I must confess that it’s been a while since I’ve run hard after the promises and faithfulness of God. I think I get mixed up with the verse that tells me there’s a prize at the end. I think I look around too much. I think I allow my stumbling to stifle me. I want to run like my son. 


God knows what I need, He knows where I’m going, and He knows exactly how many times I’m going to fall down on my way up to where He’s calling me. What if I ran as if I knew that? Can you imagine the ground we could cover if we knew we were covered? 


Griffin? He’s just running for running's sake. Sure, at times there’s some sort of aim, but mostly it’s just the pure joy of running that’s fueling his fat little footies around. The other day, he started kicking around a soccer ball. He probably gets tripped up on that soccer ball more times than he actually kicks it. He gets so excited “ik ik” he mutters! I’m gonna kick it Mamma! Splat. Right on his face. 


What are your goals in life? What are you running after? What if the plans we made are the very thing getting in the way? What if the target has become the obstacle? I read a devotional a few years back and the sounding message I took away from it was that I am too busy running after the things of God rather than God Himself. I needed to change the way I ran. Even now, I seem to have forgotten that lesson. I need tunnel vision for the presence of God in my life. 


The phrase “to run hard” means to press in competition, to urge or press importantly, or to banter severely.


That’s Griffy alright. Bantering severely into a trampled flower bed over and over and over again! Lost in the joy of running hard because running frees him. Running gets him somewhere. Running is life! It terrifies his mother! Simply because I’m not sure how it’ll end and I usually think it’ll end badly! Even still- I want to run just like him. 


I imagine that a God that knows my outcome would delight in my journey all the more. May it be my life’s mission to race toward Jesus in the same way. Arms flailing behind me, feet stumbling but never stagnant, running hard after Him each and every day. 




Reflect

1. Do you run like Griffy? Why or why not? What are you chasing after? What are you stumbling over? How easy is it for you to get up and try again? 

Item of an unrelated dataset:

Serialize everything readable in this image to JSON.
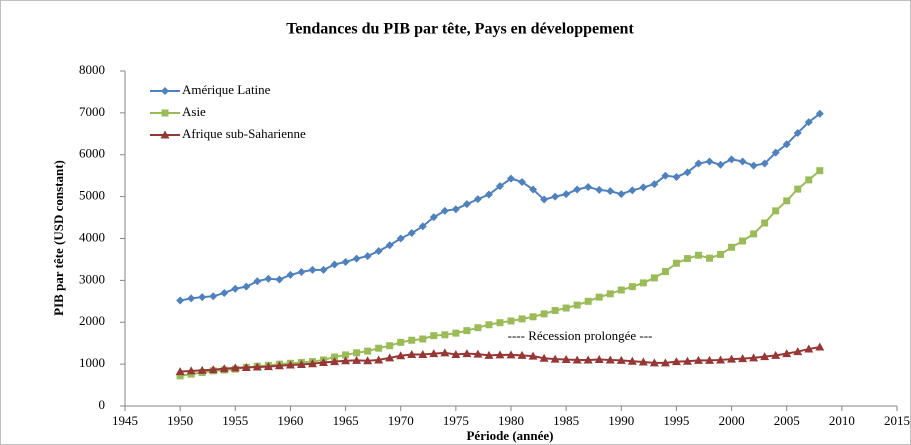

2. Compare the verse found in 1 Corinthians 9:24-27 to the statements made in this week’s blog. According to scripture, what ought to be our aim? How can we re-focus that aim daily? 

Do you not know that in a race all the runners run, but only one receives the prize? So run that you may obtain it. Every athlete exercises self-control in all things. They do it to receive a perishable wreath, but we are imperishable. So I do not run aimlessly; I do not box as one beating the air. But I discipline my body and keep it under control, lest after preaching to others I myself should be disqualified. 
1 Corinthians 9:24-27



Do Something

1. Go out in your front yard and run within your ability. Just get out there and run to your fence and back! Or try around the block. Feel the wind on your face. Can’t run? Go drive with the windows down and be reckless for a little bit. Ask God to breathe life into your dark places and over your worries. 

2. Make a list of some areas in your life in which you’d be better served running to Jesus instead of running yourself ragged. What plans have become obstacles for you? 

3. Read through these verses on running and jot down what they show you about Jesus and His love for you. Can you think of some more verses to add to this list? 

  • Hebrews 12:1
  • Proverbs 18:10
  • Luke 12:30
  • 1 Corinthians 9:24-26
  • 2 Samuel 18:23
  • Psalms 147:15
  • Proverbs 4:12
  • Isaiah 40:31
Listen

Run to the Father- Cory Asbury 




Forever Reign- Hillsong Worship




Let It Happen- United Pursuit feat. Andrea Marie 

Pray

Jesus, 
Help me to feel Your delight in me as I stumble and stagger in my unabandoned pursuit of You. Remind me that you're with me, laughing alongside me. Loving me ever more.